As you note, right now your app has one thread per Stream. This is OK with small numbers of connections, but what if you need to support 10000 at once? With async I/O, this is no longer necessary because the read completion callback allows context to be passed identifying the relevant stream. Your reads no longer block, so you don't need one thread per Stream.
Whether you use sync or async I/O, there is a way to detect and handle stream closedown on the relevant API return codes. BeginRead should fail with IOException if the socket has already been closed.
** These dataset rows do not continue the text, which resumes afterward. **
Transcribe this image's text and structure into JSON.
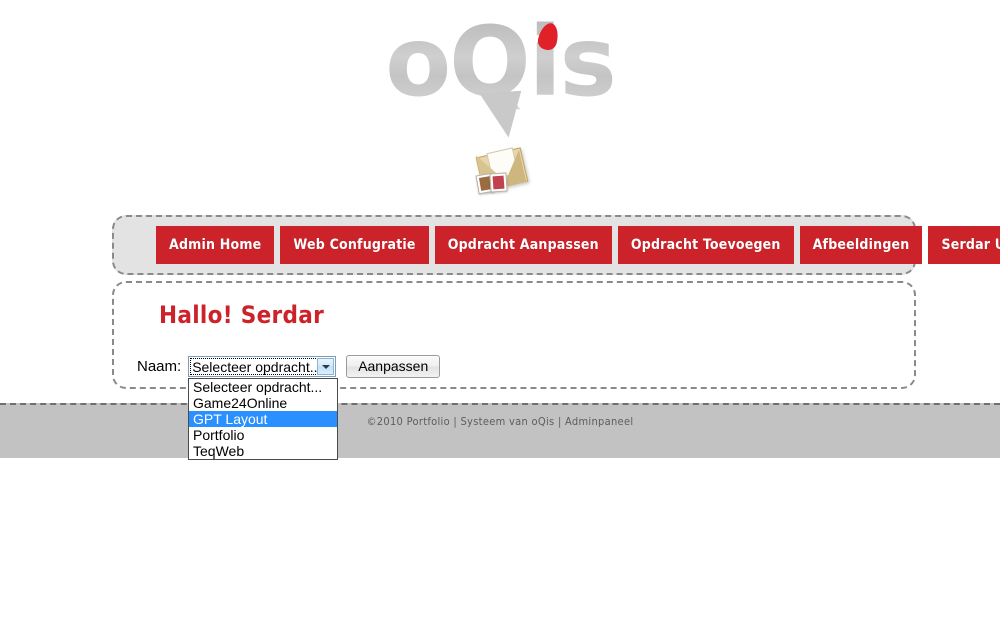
{
  "brand": {
    "logo_text": "oQis",
    "logo_gray": "#c4c4c4",
    "accent_red": "#cc2229",
    "dot_color": "#e02128",
    "envelope_icon": "envelope-with-photos-icon"
  },
  "nav": {
    "items": [
      {
        "label": "Admin Home"
      },
      {
        "label": "Web Confugratie"
      },
      {
        "label": "Opdracht Aanpassen"
      },
      {
        "label": "Opdracht Toevoegen"
      },
      {
        "label": "Afbeeldingen"
      },
      {
        "label": "Serdar Uitloggen?"
      }
    ]
  },
  "main": {
    "greeting": "Hallo! Serdar",
    "form": {
      "name_label": "Naam:",
      "select_value": "Selecteer opdracht...",
      "submit_label": "Aanpassen",
      "arrow_icon": "chevron-down-icon"
    }
  },
  "dropdown": {
    "open": true,
    "highlight_color": "#2a8fff",
    "selected_index": 2,
    "options": [
      {
        "label": "Selecteer opdracht..."
      },
      {
        "label": "Game24Online"
      },
      {
        "label": "GPT Layout"
      },
      {
        "label": "Portfolio"
      },
      {
        "label": "TeqWeb"
      }
    ]
  },
  "footer": {
    "text": "©2010 Portfolio | Systeem van oQis | Adminpaneel",
    "background": "#c2c2c2"
  }
}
A closedown while your async read is pending will trigger a callback, and EndRead will then tell you the state of play.
When your application calls BeginRead,
the system will wait until data is
received or an error occurs, and then
the system will use a separate thread
to execute the specified callback
method, and blocks on EndRead until
the provided NetworkStream reads data
or throws an exception.
Did you try server.ReceiveTimeout? You can set the time which Read() functon will wait for incomming data before returning zero. In your case, this property is probably set to infinite somewhere.
BeginRead is an async process which means your main thread will start execute Read in another process. So now we have 2 parallel processes. if u want to get the result, u have to call EndRead, which will gives the result.
some psudo
BeginRead()
//...do something in main object while result is fetching in another thread
var result = EndRead();
but if your main thread doesn't have anything else to do and u have to need the result, u should call Read.